Face à ce constat, la France s’est fixé un cap clair : atteindre le Zéro Artificialisation Nette (ZAN) d’ici 2050, et diviser par 2 la consommation d’ENAF d’ici 2031.
La consommation d’ENAF (espaces naturels, agricoles et forestiers) traduit concrètement la pression exercée sur les sols. La définition de la consommation d’ENAF renvoie à la transformation effective d’un champ, d’une forêt ou d’une prairie en zone bâtie, ce qui fait progresser l’artificialisation. Cet indicateur permet de mesurer les dynamiques locales, de suivre les efforts de sobriété foncière et de mettre en lumière les progrès accomplis. Il complète la mesure de l’artificialisation nette, qui tient compte de la renaturation des sols.

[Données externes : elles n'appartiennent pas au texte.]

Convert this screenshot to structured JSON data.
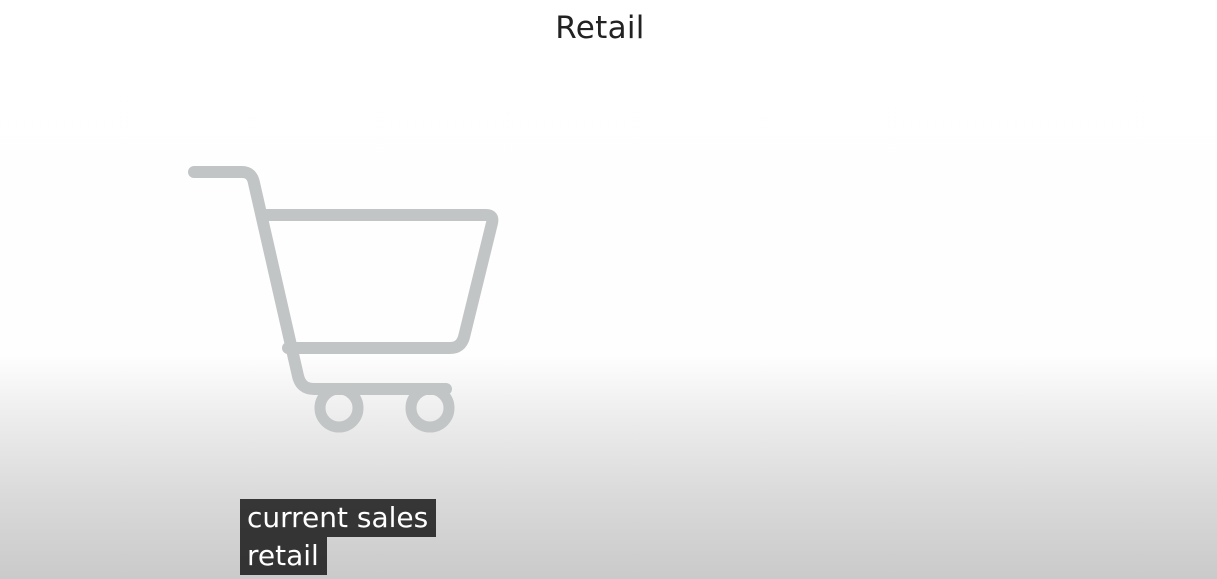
{
  "slide": {
    "title": "Retail",
    "icon": "shopping-cart-icon",
    "icon_color": "#c2c5c6"
  },
  "captions": {
    "line1": "current sales",
    "line2": "retail"
  }
}
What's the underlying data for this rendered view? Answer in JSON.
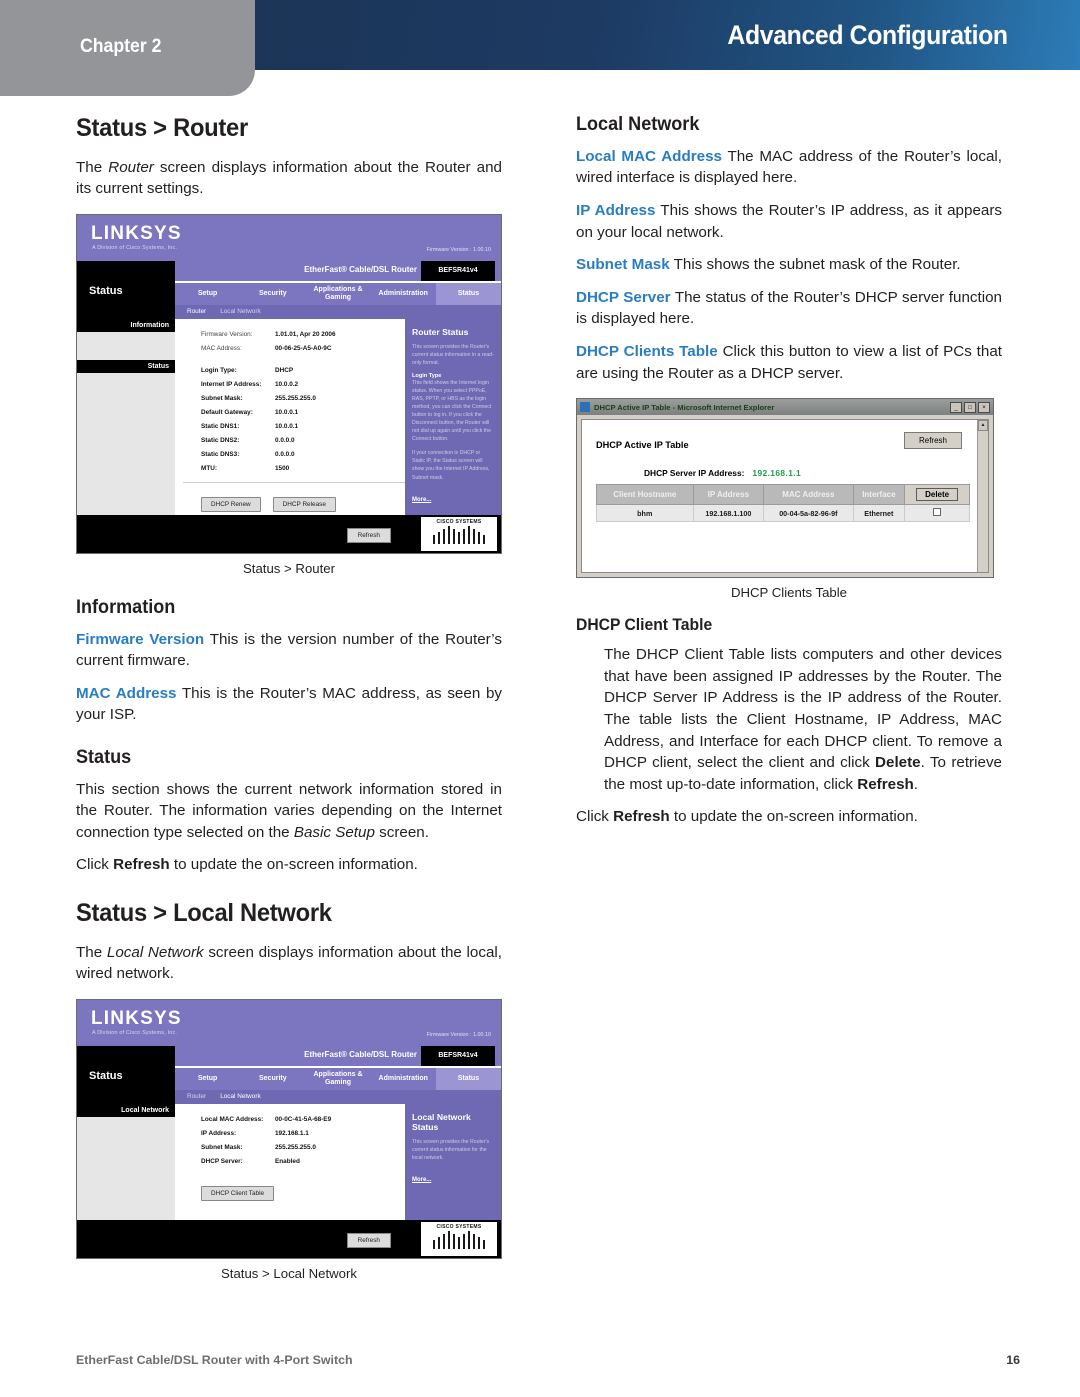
{
  "header": {
    "chapter": "Chapter 2",
    "title": "Advanced Configuration",
    "band_color": "#1c3557",
    "tab_color": "#939598"
  },
  "left_column": {
    "heading_status_router": "Status > Router",
    "intro_1": "The ",
    "intro_italic": "Router",
    "intro_2": " screen displays information about the Router and its current settings.",
    "caption_router": "Status > Router",
    "heading_information": "Information",
    "firmware_term": "Firmware Version",
    "firmware_text": " This is the version number of the Router’s current firmware.",
    "mac_term": "MAC Address",
    "mac_text": " This is the Router’s MAC address, as seen by your ISP.",
    "heading_status": "Status",
    "status_text_1": "This section shows the current network information stored in the Router. The information varies depending on the Internet connection type selected on the ",
    "status_italic": "Basic Setup",
    "status_text_2": " screen.",
    "refresh_pre": "Click ",
    "refresh_bold": "Refresh",
    "refresh_post": " to update the on-screen information.",
    "heading_status_local": "Status > Local Network",
    "local_intro_1": "The ",
    "local_intro_italic": "Local Network",
    "local_intro_2": " screen displays information about the local, wired network.",
    "caption_local": "Status > Local Network"
  },
  "right_column": {
    "heading_local_network": "Local Network",
    "local_mac_term": "Local MAC Address",
    "local_mac_text": " The MAC address of the Router’s local, wired interface is displayed here.",
    "ip_term": "IP Address",
    "ip_text": " This shows the Router’s IP address, as it appears on your local network.",
    "subnet_term": "Subnet Mask",
    "subnet_text": "  This shows the subnet mask of the Router.",
    "dhcp_server_term": "DHCP Server",
    "dhcp_server_text": " The status of the Router’s DHCP server function is displayed here.",
    "dhcp_clients_term": "DHCP Clients Table",
    "dhcp_clients_text": "  Click this button to view a list of PCs that are using the Router as a DHCP server.",
    "caption_dhcp": "DHCP Clients Table",
    "heading_dhcp_client_table": "DHCP Client Table",
    "dhcp_body_1": "The DHCP Client Table lists computers and other devices that have been assigned IP addresses by the Router. The DHCP Server IP Address is the IP address of the Router. The table lists the Client Hostname, IP Address, MAC Address, and Interface for each DHCP client. To remove a DHCP client, select the client and click ",
    "dhcp_body_delete": "Delete",
    "dhcp_body_2": ". To retrieve the most up-to-date information, click ",
    "dhcp_body_refresh": "Refresh",
    "dhcp_body_3": ".",
    "refresh_pre": "Click ",
    "refresh_bold": "Refresh",
    "refresh_post": " to update the on-screen information."
  },
  "router_screenshot": {
    "brand": "LINKSYS",
    "brand_sub": "A Division of Cisco Systems, Inc.",
    "firmware_version_label": "Firmware Version : 1.00.10",
    "section_word": "Status",
    "product_name": "EtherFast® Cable/DSL Router",
    "model": "BEFSR41v4",
    "tabs": [
      "Setup",
      "Security",
      "Applications & Gaming",
      "Administration",
      "Status"
    ],
    "active_tab": "Status",
    "subtabs": [
      "Router",
      "Local Network"
    ],
    "active_subtab": "Router",
    "sidebar_headings": [
      "Information",
      "Status"
    ],
    "fields": [
      {
        "label": "Firmware Version:",
        "value": "1.01.01, Apr 20 2006",
        "bold": false
      },
      {
        "label": "MAC Address:",
        "value": "00-06-25-A5-A0-9C",
        "bold": false
      },
      {
        "label": "Login Type:",
        "value": "DHCP",
        "bold": true
      },
      {
        "label": "Internet IP Address:",
        "value": "10.0.0.2",
        "bold": true
      },
      {
        "label": "Subnet Mask:",
        "value": "255.255.255.0",
        "bold": true
      },
      {
        "label": "Default Gateway:",
        "value": "10.0.0.1",
        "bold": true
      },
      {
        "label": "Static DNS1:",
        "value": "10.0.0.1",
        "bold": true
      },
      {
        "label": "Static DNS2:",
        "value": "0.0.0.0",
        "bold": true
      },
      {
        "label": "Static DNS3:",
        "value": "0.0.0.0",
        "bold": true
      },
      {
        "label": "MTU:",
        "value": "1500",
        "bold": true
      }
    ],
    "buttons": [
      "DHCP Renew",
      "DHCP Release"
    ],
    "refresh_button": "Refresh",
    "help_title": "Router Status",
    "help_p1": "This screen provides the Router's current status information in a read-only format.",
    "help_h2": "Login Type",
    "help_p2": "This field shows the Internet login status. When you select PPPoE, RAS, PPTP, or HBS as the login method, you can click the Connect button to log in. If you click the Disconnect button, the Router will not dial up again until you click the Connect button.",
    "help_p3": "If your connection is DHCP or Static IP, the Status screen will show you the Internet IP Address, Subnet mask.",
    "help_more": "More...",
    "cisco_name": "CISCO SYSTEMS"
  },
  "lan_screenshot": {
    "brand": "LINKSYS",
    "brand_sub": "A Division of Cisco Systems, Inc.",
    "firmware_version_label": "Firmware Version : 1.00.10",
    "section_word": "Status",
    "product_name": "EtherFast® Cable/DSL Router",
    "model": "BEFSR41v4",
    "tabs": [
      "Setup",
      "Security",
      "Applications & Gaming",
      "Administration",
      "Status"
    ],
    "active_tab": "Status",
    "subtabs": [
      "Router",
      "Local Network"
    ],
    "active_subtab": "Local Network",
    "sidebar_headings": [
      "Local Network"
    ],
    "fields": [
      {
        "label": "Local MAC Address:",
        "value": "00-0C-41-5A-68-E9",
        "bold": true
      },
      {
        "label": "IP Address:",
        "value": "192.168.1.1",
        "bold": true
      },
      {
        "label": "Subnet Mask:",
        "value": "255.255.255.0",
        "bold": true
      },
      {
        "label": "DHCP Server:",
        "value": "Enabled",
        "bold": true
      }
    ],
    "buttons": [
      "DHCP Client Table"
    ],
    "refresh_button": "Refresh",
    "help_title": "Local Network Status",
    "help_p1": "This screen provides the Router's current status information for the local network.",
    "help_more": "More...",
    "cisco_name": "CISCO SYSTEMS"
  },
  "dhcp_window": {
    "title": "DHCP Active IP Table - Microsoft Internet Explorer",
    "minimize": "_",
    "maximize": "□",
    "close": "×",
    "heading": "DHCP Active IP Table",
    "refresh_button": "Refresh",
    "server_ip_label": "DHCP Server IP Address:",
    "server_ip_value": "192.168.1.1",
    "columns": [
      "Client Hostname",
      "IP Address",
      "MAC Address",
      "Interface"
    ],
    "delete_button": "Delete",
    "rows": [
      {
        "hostname": "bhm",
        "ip": "192.168.1.100",
        "mac": "00-04-5a-82-96-9f",
        "interface": "Ethernet"
      }
    ]
  },
  "footer": {
    "text": "EtherFast Cable/DSL Router with 4-Port Switch",
    "page_number": "16"
  }
}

Pour réduire durablement la consommation d’espaces, plusieurs leviers sont proposés :
- recycler les 170 000 hectares de friches recensés à l’échelle nationale,
- mobiliser 1,1 million de logements vacants pour limiter l’étalement urbain,
- densifier avec qualité et renforcer la présence de nature en ville,
- soutenir les activités économiques en requalifiant les zones existantes.
Les bénéfices d’un aménagement plus sobre sont nombreux : jusqu’à 10 % d’économie d’énergie pour les ménages, moins de CO₂ émis (jusqu’à 290 t/ha évitées) et des coûts publics réduits par l’optimisation des réseaux.
Accessible et pédagogique, ce guide synthétique aide les collectivités à comprendre la définition de la consommation d’ENAF, à planifier la sobriété foncière et à construire des territoires plus durables, attractifs et résilients.